Something that my dad has always said to me is “You panic, you die!” I know it sounds a little harsh (it’s so my dad, if you know him at all) but it’s something I ALWAYS remember in a stressful or scary situation. I can hear his words in my mind so clearly and it helps me to stay calm, focused, and do what needs to be done.
Seasons of change are inevitable, you can either choose to remain worried and ignore the situation completely. Or you can learn how to adapt, embrace the change, and grow from it.

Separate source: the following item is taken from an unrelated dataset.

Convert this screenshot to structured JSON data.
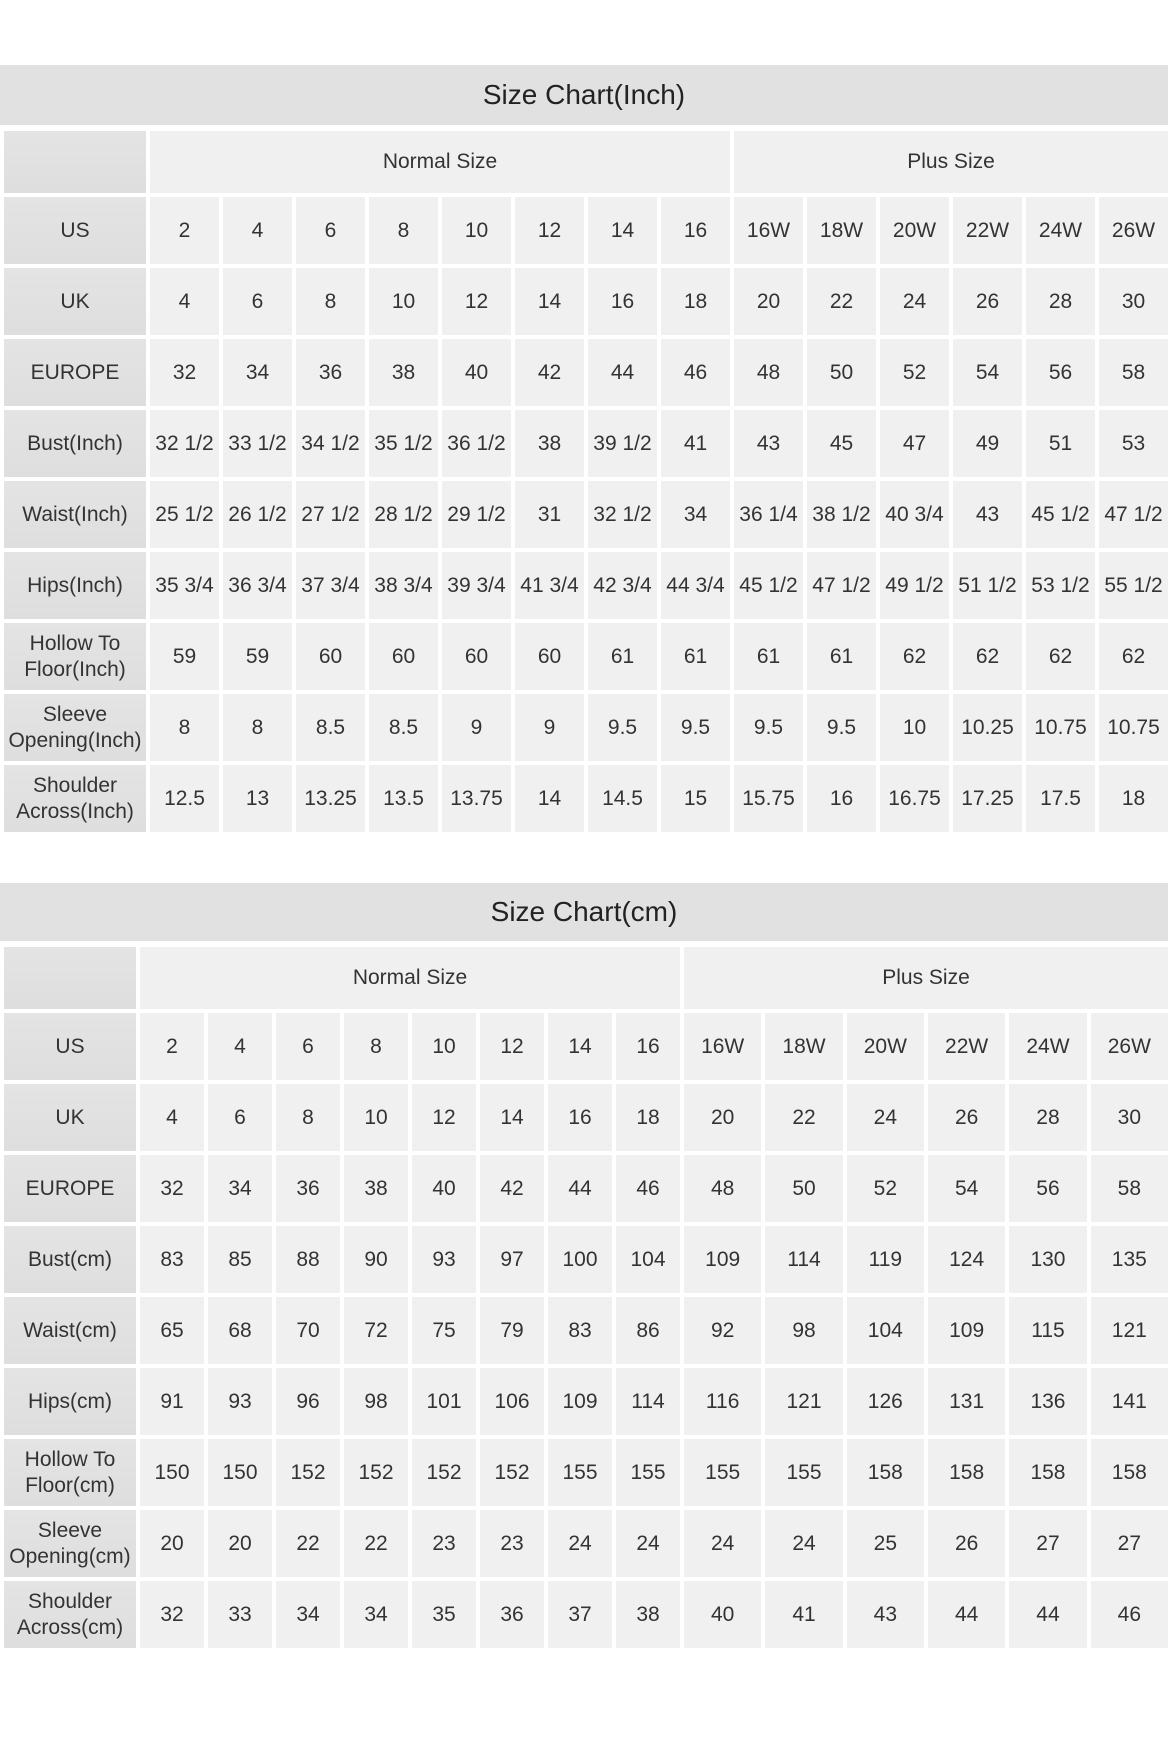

This is a big one. And I feel like this seems to be a recurring theme in my blog posts, see here. I know that I often times struggle with not only asking for help but accepting help when it has been offered. But it is so essential during seasons of change or hardship.
While my dad has been recovering, family and friends have been bringing him and my mom meals. It has been such a huge help and blessing for my parents and I am so eternally grateful for everyone who has showered such love and encouragement on them.
I was a little hesitant when one of our church friends asked if it was okay to set up this meal calendar for my parents because I felt like it wasn’t anyone else’s responsibility to take care of them, only mine. I thought “I can handle it, I can help my mom to take care of him.”
But then when I really started to think about it, it became clear to me that I could not handle it. I have 2 small children that need my care 24/7. Not to mention, they would probably be a nuisance to someone who is trying to rest and recover from surgery at home.
But I realized that I don’t have to handle it all on my own. I have family and friends who not only want to help, but who are, in fact, waiting to help! I just have to accept that help!
Seasons of change and new adjustments can be some of the most difficult times in our lives. Finding support, learning to adapt, and accepting help can make it a little easier to navigate and cope with the stress that comes along with these times.
What are some ways that you deal with stressful situations in your life? Do you have a support system that you can turn to?